With Mitchell's course, on the other hand, one of the major purposes of the course is to familiarize students with an aspect of Middlebury that they have not been exposed to - the literary creations of their professors. And he is quick to acknowledge the obvious objection. "I suppose someone might be wary that the level of critical engagement with 'home-team' texts would tend to be superficial and somewhat laudatory and self-congratulatory. But anyone who would feel that way must obviously a) not know me, and my style of teaching, and b) must not understand that serious writers thrive not on obsequious adulation, but on being read seriously and considered with critical acumen by engaged and intelligent readers." However, since the grouping of authors and their novels is based solely on Middlebury College (not a traditional point of literary comparison), their grouping could be interpreted as literarily artificial. Thus, insofar as it is a course of critical examination, it cannot be as coherent as a carefully arranged examination of, say, "The Realistic Novel." At the very least, it is a variation on the professor's usual method of composing a syllabus based on books of particular interest or connectivity to him or her within a literary genre or era.
Ralph sees his course as a "window" into the subject of higher education "through the prism of Middlebury College." That is both the innovation, and the dilemma, of all three of these courses.

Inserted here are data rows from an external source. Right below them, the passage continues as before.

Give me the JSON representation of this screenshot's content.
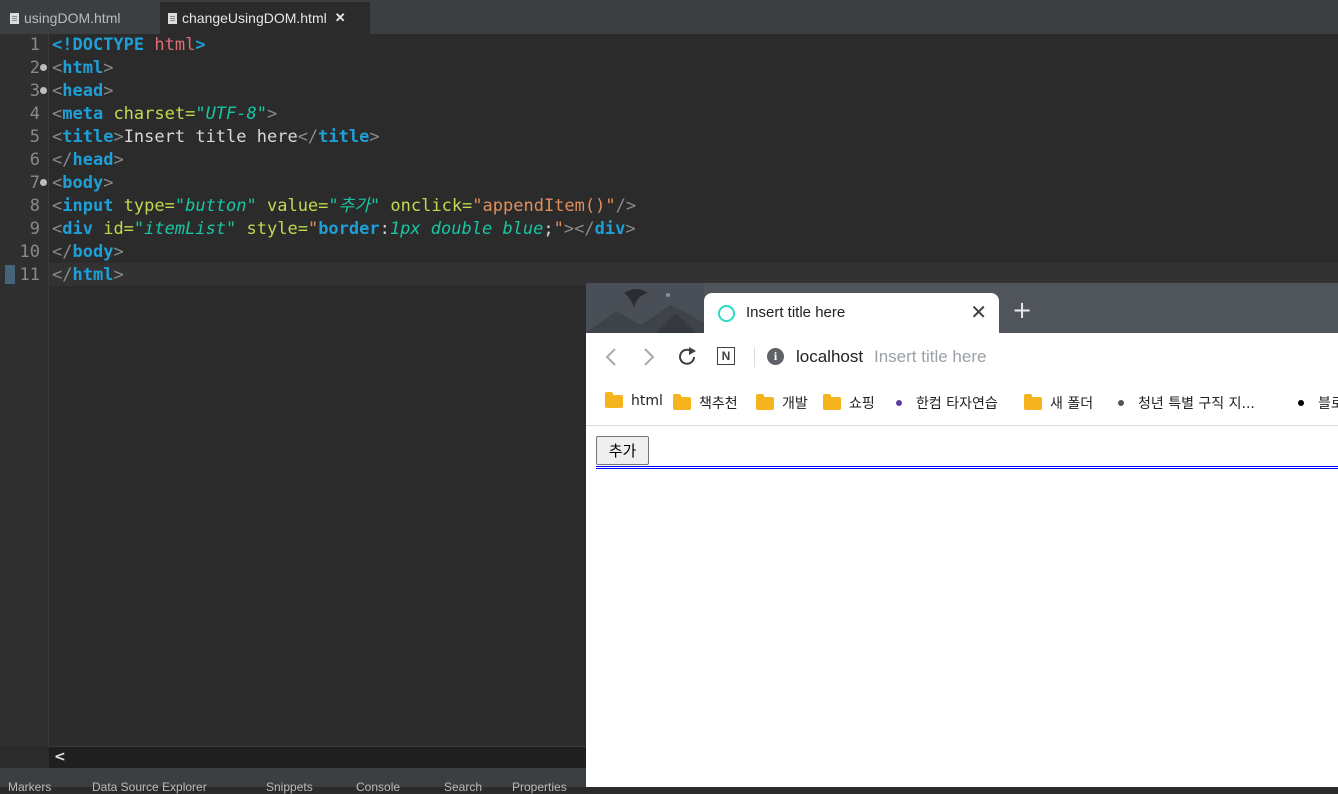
{
  "editor": {
    "tabs": [
      {
        "label": "usingDOM.html",
        "active": false
      },
      {
        "label": "changeUsingDOM.html",
        "active": true,
        "close": "✕"
      }
    ],
    "line_numbers": [
      "1",
      "2",
      "3",
      "4",
      "5",
      "6",
      "7",
      "8",
      "9",
      "10",
      "11"
    ],
    "scroll_left": "<",
    "bottom_views": [
      "Markers",
      "Data Source Explorer",
      "Snippets",
      "Console",
      "Search",
      "Properties"
    ]
  },
  "browser": {
    "tab_title": "Insert title here",
    "close_tab": "✕",
    "new_tab": "+",
    "url_host": "localhost",
    "url_page_title": "Insert title here",
    "bookmarks": [
      {
        "label": "html",
        "type": "folder"
      },
      {
        "label": "책추천",
        "type": "folder"
      },
      {
        "label": "개발",
        "type": "folder"
      },
      {
        "label": "쇼핑",
        "type": "folder"
      },
      {
        "label": "한컴 타자연습",
        "type": "site",
        "color": "#5b3ea0"
      },
      {
        "label": "새 폴더",
        "type": "folder"
      },
      {
        "label": "청년 특별 구직 지...",
        "type": "site",
        "color": "#555555"
      },
      {
        "label": "블로",
        "type": "site",
        "color": "#000000"
      }
    ],
    "page": {
      "button_value": "추가",
      "itemlist_border_color": "#0000ff"
    }
  },
  "colors": {
    "editor_bg": "#2b2b2b",
    "tag": "#1e9fd8",
    "attribute": "#c2d94f",
    "value": "#17c6a3",
    "string": "#e08e5c",
    "browser_frame": "#50555c"
  }
}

There are great advantages to using material that is close at hand - Mitchell notes that "many or most of the authors we'll be reading are planning to attend a class meeting to directly answer questions about their work" and Ralph and O'Hara will both be able to draw from the benefit of all of their students having had personal experience with the subject matter. But there are also potential sacrifices.
The ultimate priority will be to acknowledge the process of self-examination. Assistant Professor of English Timothy Billings agrees that it makes sense to mix subject matter with the academia within which it is taught "insofar as the best intellectual inquiry always includes within its scope the conditions under which that inquiry is undertaken."